For others, it happened later. Yilmaz Erdogdu worked in information technology before picking as a hobby, his shop lined with carpets, old figurines and coins. Barton Diehl always had a passion for art while working as a publisher for several Adrian Lopez magazines.
Getting started is pretty straightforward. There is no certification class or invite-only association. Picking is less something you are than something you do. Pickers scour the internet for old auction catalogs. They buy library and art museum memberships to study dates, designers and other reference details that might help them understand the value of pieces. They become walking databases.
Learning becomes instinct. It gets easier to tell art deco from art nouveau. The artist’s style, the joinery, the patina and the color all carry centuries worth of stories about, say, a pedestal game table.
“You get this intuition,” says Michael Merisola, a Buffalo, N.Y.-based picker known as the Mid-Century Modern Guru. “I’m almost able to pinpoint the year that something was built. It’s that fine-tuned.”

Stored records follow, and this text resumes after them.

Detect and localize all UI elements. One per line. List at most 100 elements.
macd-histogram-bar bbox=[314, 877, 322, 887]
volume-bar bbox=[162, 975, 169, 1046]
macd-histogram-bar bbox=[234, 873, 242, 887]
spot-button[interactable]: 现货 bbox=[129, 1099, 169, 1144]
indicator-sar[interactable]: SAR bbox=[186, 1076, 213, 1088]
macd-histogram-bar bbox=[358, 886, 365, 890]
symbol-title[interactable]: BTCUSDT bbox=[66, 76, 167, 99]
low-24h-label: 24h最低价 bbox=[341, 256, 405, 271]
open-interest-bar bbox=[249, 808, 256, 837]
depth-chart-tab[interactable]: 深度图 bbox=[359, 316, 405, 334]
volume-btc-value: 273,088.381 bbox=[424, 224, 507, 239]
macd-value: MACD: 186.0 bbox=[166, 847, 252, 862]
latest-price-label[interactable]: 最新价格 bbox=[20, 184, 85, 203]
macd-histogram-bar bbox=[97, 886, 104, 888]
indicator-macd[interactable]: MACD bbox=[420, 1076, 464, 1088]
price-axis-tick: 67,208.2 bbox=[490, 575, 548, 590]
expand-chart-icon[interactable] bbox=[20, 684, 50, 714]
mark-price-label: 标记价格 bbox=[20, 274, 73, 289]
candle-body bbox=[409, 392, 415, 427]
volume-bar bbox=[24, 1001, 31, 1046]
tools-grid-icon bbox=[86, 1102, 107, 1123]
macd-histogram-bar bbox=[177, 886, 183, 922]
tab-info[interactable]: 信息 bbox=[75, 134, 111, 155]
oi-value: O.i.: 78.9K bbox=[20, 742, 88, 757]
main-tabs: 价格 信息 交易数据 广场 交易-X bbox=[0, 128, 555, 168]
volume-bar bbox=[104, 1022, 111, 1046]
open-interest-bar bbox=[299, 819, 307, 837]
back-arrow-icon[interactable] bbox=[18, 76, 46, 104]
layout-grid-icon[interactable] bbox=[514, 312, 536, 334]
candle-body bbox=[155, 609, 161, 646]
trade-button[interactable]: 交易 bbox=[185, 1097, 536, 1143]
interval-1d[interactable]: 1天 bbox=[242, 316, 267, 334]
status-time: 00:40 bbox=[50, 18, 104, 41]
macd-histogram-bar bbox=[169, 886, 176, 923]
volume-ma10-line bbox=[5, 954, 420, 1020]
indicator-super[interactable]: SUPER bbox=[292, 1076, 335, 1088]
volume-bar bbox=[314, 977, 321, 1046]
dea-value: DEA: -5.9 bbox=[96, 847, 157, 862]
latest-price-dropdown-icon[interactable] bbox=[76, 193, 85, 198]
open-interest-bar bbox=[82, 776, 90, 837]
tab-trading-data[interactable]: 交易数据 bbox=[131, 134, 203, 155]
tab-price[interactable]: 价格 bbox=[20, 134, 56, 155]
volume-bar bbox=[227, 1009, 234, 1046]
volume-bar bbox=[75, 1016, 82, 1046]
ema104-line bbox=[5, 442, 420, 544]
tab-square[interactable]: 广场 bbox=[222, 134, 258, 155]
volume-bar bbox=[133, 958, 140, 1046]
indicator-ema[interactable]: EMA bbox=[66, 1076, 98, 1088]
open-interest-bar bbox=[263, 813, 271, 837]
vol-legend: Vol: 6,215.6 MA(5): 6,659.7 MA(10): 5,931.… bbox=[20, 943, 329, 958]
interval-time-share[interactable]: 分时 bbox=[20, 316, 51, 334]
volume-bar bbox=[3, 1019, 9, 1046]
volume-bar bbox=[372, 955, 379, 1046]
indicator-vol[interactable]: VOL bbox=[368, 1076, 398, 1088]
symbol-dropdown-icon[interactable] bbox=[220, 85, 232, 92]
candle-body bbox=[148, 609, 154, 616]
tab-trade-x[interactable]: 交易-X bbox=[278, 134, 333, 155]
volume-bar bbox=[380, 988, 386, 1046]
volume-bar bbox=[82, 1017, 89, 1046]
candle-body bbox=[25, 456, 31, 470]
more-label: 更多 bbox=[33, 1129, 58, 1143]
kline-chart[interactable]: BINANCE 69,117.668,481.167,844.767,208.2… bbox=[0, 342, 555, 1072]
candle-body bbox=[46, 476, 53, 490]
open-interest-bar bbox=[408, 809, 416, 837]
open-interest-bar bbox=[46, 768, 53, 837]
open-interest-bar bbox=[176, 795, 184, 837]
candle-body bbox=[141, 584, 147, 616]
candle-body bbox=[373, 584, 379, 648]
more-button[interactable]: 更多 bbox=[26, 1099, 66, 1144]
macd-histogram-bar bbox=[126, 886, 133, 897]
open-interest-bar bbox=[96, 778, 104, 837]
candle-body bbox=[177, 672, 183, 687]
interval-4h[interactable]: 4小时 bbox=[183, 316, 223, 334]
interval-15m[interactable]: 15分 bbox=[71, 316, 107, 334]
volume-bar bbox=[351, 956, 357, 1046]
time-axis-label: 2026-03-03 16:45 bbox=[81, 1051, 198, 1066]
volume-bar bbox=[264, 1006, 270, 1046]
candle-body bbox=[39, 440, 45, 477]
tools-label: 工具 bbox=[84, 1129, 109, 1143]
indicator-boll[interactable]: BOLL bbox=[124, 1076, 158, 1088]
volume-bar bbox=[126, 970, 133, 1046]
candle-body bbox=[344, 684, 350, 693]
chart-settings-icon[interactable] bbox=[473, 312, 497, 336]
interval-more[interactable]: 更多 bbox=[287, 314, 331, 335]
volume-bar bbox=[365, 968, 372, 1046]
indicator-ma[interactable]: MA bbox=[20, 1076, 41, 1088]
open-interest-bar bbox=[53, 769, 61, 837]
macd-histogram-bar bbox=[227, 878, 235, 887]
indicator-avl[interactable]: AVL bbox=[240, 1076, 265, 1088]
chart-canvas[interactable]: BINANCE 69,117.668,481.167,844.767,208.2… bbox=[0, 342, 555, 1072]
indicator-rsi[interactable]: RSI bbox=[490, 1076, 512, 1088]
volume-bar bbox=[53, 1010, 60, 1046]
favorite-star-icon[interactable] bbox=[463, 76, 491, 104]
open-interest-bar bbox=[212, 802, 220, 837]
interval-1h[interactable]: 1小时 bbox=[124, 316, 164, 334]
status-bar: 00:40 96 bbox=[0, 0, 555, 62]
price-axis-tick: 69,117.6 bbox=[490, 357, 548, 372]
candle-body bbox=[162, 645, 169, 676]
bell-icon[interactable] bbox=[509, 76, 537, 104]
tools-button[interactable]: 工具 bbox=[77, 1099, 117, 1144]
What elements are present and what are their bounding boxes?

Often pain serves as the best teacher. Any picker, regardless of their success, can think of times they whiffed badly: big money — enough to put a dent in the mortgage, or cover a year’s college tuition — gone in the blink of an eye. Diehl, the publisher-turned-picker, once haggled an unnamed John Falter painting down from $2,400 to $1,800, but then got gun-shy and passed on the piece. Months later, he learned it sold at a Dallas auction for more than a quarter-million dollars.

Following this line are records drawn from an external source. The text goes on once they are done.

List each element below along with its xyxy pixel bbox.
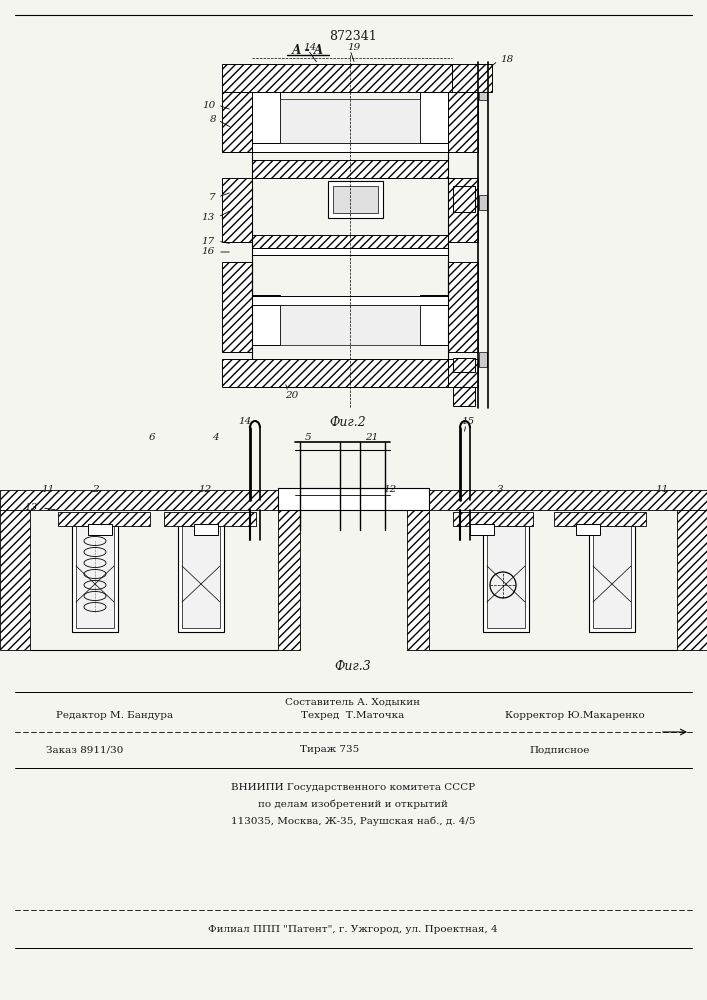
Bar (222, 64, 452, 92)
Bar (487, 526, 525, 628)
Text: 2: 2 (92, 486, 98, 494)
Bar (483, 522, 529, 632)
Bar (178, 522, 224, 632)
Text: Тираж 735: Тираж 735 (300, 746, 360, 754)
Text: Составитель А. Ходыкин: Составитель А. Ходыкин (286, 698, 421, 706)
Bar (252, 295, 280, 345)
Bar (554, 512, 646, 526)
Bar (479, 195, 487, 210)
Text: Филиал ППП "Патент", г. Ужгород, ул. Проектная, 4: Филиал ППП "Патент", г. Ужгород, ул. Про… (208, 926, 498, 934)
Bar (252, 235, 448, 248)
Text: 5: 5 (305, 434, 311, 442)
Bar (252, 160, 448, 178)
Bar (76, 526, 114, 628)
Text: 113035, Москва, Ж-35, Раушская наб., д. 4/5: 113035, Москва, Ж-35, Раушская наб., д. … (230, 816, 475, 826)
Text: Фиг.3: Фиг.3 (334, 660, 371, 674)
Bar (593, 526, 631, 628)
Text: Корректор Ю.Макаренко: Корректор Ю.Макаренко (505, 710, 645, 720)
Bar (88, 524, 112, 535)
Text: 4: 4 (211, 434, 218, 442)
Text: 11: 11 (655, 486, 668, 494)
Text: 14: 14 (238, 418, 252, 426)
Bar (453, 512, 533, 526)
Bar (222, 92, 252, 152)
Bar (448, 359, 478, 387)
Bar (0, 510, 30, 650)
Bar (677, 510, 707, 650)
Bar (222, 359, 448, 387)
Bar (328, 181, 383, 218)
Bar (252, 92, 280, 145)
Bar (479, 352, 487, 367)
Text: А - А: А - А (292, 43, 325, 56)
Bar (448, 92, 478, 152)
Bar (252, 296, 448, 305)
Text: 3: 3 (497, 486, 503, 494)
Text: Техред  Т.Маточка: Техред Т.Маточка (301, 710, 404, 720)
Bar (420, 295, 448, 345)
Bar (194, 524, 218, 535)
Text: 11: 11 (42, 486, 55, 494)
Text: 21: 21 (366, 434, 379, 442)
Bar (448, 178, 478, 242)
Bar (252, 143, 448, 152)
Text: 8: 8 (209, 115, 216, 124)
Bar (278, 510, 300, 650)
Bar (576, 524, 600, 535)
Bar (333, 186, 378, 213)
Bar (164, 512, 256, 526)
Bar (448, 262, 478, 352)
Bar (453, 387, 475, 406)
Bar (280, 99, 420, 143)
Bar (280, 305, 420, 345)
Bar (453, 358, 475, 372)
Bar (453, 186, 475, 212)
Text: Редактор М. Бандура: Редактор М. Бандура (57, 710, 173, 720)
Bar (182, 526, 220, 628)
Bar (58, 512, 150, 526)
Text: Заказ 8911/30: Заказ 8911/30 (47, 746, 124, 754)
Text: 18: 18 (500, 55, 513, 64)
Text: 20: 20 (285, 390, 298, 399)
Text: 15: 15 (462, 418, 474, 426)
Bar (72, 522, 118, 632)
Text: по делам изобретений и открытий: по делам изобретений и открытий (258, 799, 448, 809)
Text: ВНИИПИ Государственного комитета СССР: ВНИИПИ Государственного комитета СССР (231, 782, 475, 792)
Bar (452, 64, 492, 92)
Text: 14: 14 (303, 43, 316, 52)
Text: 12: 12 (199, 486, 211, 494)
Bar (420, 92, 448, 145)
Bar (222, 178, 252, 242)
Text: 19: 19 (347, 43, 361, 52)
Bar (470, 524, 494, 535)
Bar (407, 510, 429, 650)
Bar (0, 490, 707, 510)
Bar (252, 248, 448, 255)
Bar (452, 92, 478, 125)
Text: 872341: 872341 (329, 30, 377, 43)
Text: 17: 17 (201, 236, 215, 245)
Text: 7: 7 (209, 192, 215, 202)
Text: 16: 16 (201, 247, 215, 256)
Bar (278, 488, 429, 510)
Bar (222, 262, 252, 352)
Text: 10: 10 (203, 101, 216, 109)
Text: 6: 6 (148, 434, 156, 442)
Bar (479, 80, 487, 100)
Text: Подписное: Подписное (530, 746, 590, 754)
Bar (589, 522, 635, 632)
Text: 13: 13 (201, 214, 215, 223)
Text: Фиг.2: Фиг.2 (329, 416, 366, 430)
Text: 13: 13 (25, 502, 38, 512)
Text: 12: 12 (383, 486, 397, 494)
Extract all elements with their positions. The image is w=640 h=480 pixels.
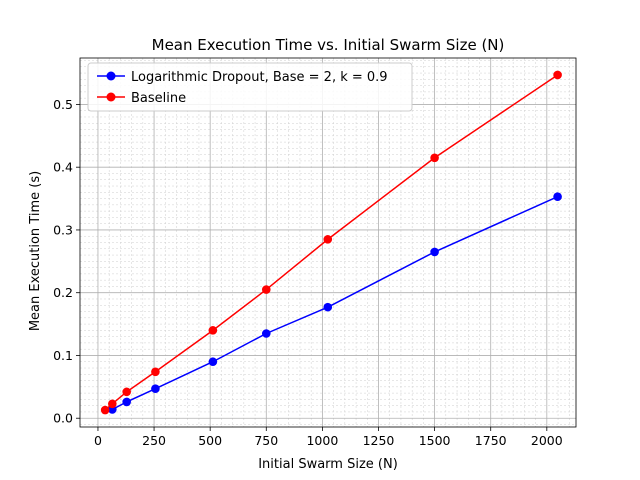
legend-box: [87, 62, 413, 112]
x-tick-label: 1500: [419, 433, 451, 448]
data-point-series-1: [100, 405, 110, 415]
x-tick-label: 250: [142, 433, 166, 448]
data-point-series-1: [122, 387, 131, 397]
legend-marker-baseline: [106, 92, 116, 102]
x-tick-label: 1250: [363, 433, 395, 448]
axis-ticks: 0 250 500 750 1000 1250 1500 1750 2000 0.0 0.1 0.2 0…: [53, 97, 563, 448]
legend-label-baseline: Baseline: [131, 91, 186, 106]
data-point-series-0: [208, 357, 218, 367]
x-tick-label: 2000: [531, 433, 563, 448]
data-point-series-0: [430, 247, 439, 257]
x-tick-label: 500: [198, 433, 222, 448]
y-axis-label: Mean Execution Time (s): [28, 171, 43, 331]
series-layer: [100, 70, 562, 415]
legend: Logarithmic Dropout, Base = 2, k = 0.9 B…: [87, 62, 413, 112]
legend-marker-logarithmic-dropout: [106, 71, 116, 81]
data-point-series-0: [151, 384, 160, 394]
y-tick-label: 0.1: [53, 348, 73, 363]
y-tick-label: 0.4: [53, 160, 73, 175]
y-tick-label: 0.5: [53, 97, 73, 112]
y-tick-label: 0.2: [53, 285, 73, 300]
x-axis-label: Initial Swarm Size (N): [258, 457, 398, 472]
chart-title: Mean Execution Time vs. Initial Swarm Si…: [152, 36, 505, 54]
data-point-series-0: [323, 302, 333, 312]
x-tick-label: 1000: [306, 433, 338, 448]
legend-label-logarithmic-dropout: Logarithmic Dropout, Base = 2, k = 0.9: [131, 70, 388, 85]
data-point-series-1: [323, 235, 333, 244]
data-point-series-1: [261, 285, 271, 294]
x-tick-label: 750: [254, 433, 278, 448]
data-point-series-1: [151, 367, 160, 377]
data-point-series-0: [261, 329, 271, 338]
data-point-series-0: [553, 192, 562, 201]
data-point-series-1: [553, 70, 562, 80]
data-point-series-1: [208, 326, 218, 335]
x-tick-label: 1750: [475, 433, 507, 448]
y-tick-label: 0.0: [53, 411, 73, 426]
x-tick-label: 0: [94, 433, 102, 448]
series-line-0: [111, 196, 558, 411]
y-tick-label: 0.3: [53, 222, 73, 237]
data-point-series-1: [108, 399, 117, 409]
data-point-series-1: [430, 153, 439, 163]
data-point-series-0: [122, 397, 131, 407]
minor-grid: [80, 58, 576, 427]
plot-frame: [79, 57, 577, 428]
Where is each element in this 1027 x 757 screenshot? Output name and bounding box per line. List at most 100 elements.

“You have to learn the hard way,” Diehl says. “But losing out like that will always feel uncomfortable.”
The thrill comes from not knowing what to expect. Some pickers hit 15 to 20 stops in a day, often clashing with competing pickers scrambling to uncover that polychrome painted shade or wrought iron plant stand. A good day might yield six or seven quality items, but returning home empty-handed is just as likely.
Patience is a built-in cost. Trends come and go, and nothing is guaranteed. Value depends on who is selling and who is buying. A table purchased for $3,000 on good research might coax only $250 out of a skeptical buyer.
Social media can help a picker determine a piece’s value. Henderson once found a desk he fancied and put it on Instagram. “I knew it was good because everyone was like, ‘Good desk, how much was it?’ ” he says with a chuckle.
It helps a picker to have picker friends. But in this world, friends can quickly turn into competitors — even nemeses.
When a novice vendor sets up shop, veteran pickers descend like vultures. “A new vendor coming in is like a piece of red meat,” says Phyllis Wheat, a Georgetown Flea Market vendor in Washington, D.C., who sells furniture, crystal and sterling she picks herself. The experts often know more about the pieces being sold than the newbie does and try to gobble up the inventory so they can resell it for a killing.
For pickers who rely on flea markets and secondhand stores, the rise of online shopping has made the process harder. “Prices used to be better and pieces were moving more quickly, changing more hands,” Diehl says. A picker used to be able to unload a whole van at a flea market; now boxes often remain piled up in the back.
Even in these days of relative scarcity, with less money moving and more pickers gunning to outmaneuver one another, there are still moments of solidarity.
Wheat recalls one time when a picker bought a piece of furniture at her asking price. Later, he returned and put a folded piece of paper in her palm: It was a check for a substantial amount of money, enough to take a chunk out of her son’s student-loan debt. The piece had sold for a huge price, he told her, and he wanted to pay some of it back out of gratitude.
Merisola, the Mid-Century Modern Guru, says he will always love picking. He’s never had to work a 9-to-5 job and has never had a boss. But picking is a tough business. It can be hard to get through the barrage of early mistakes, the uncertainty, the money lost.
And so the guru has some words of wisdom for anyone thinking about becoming a picker: “My advice is do something else.”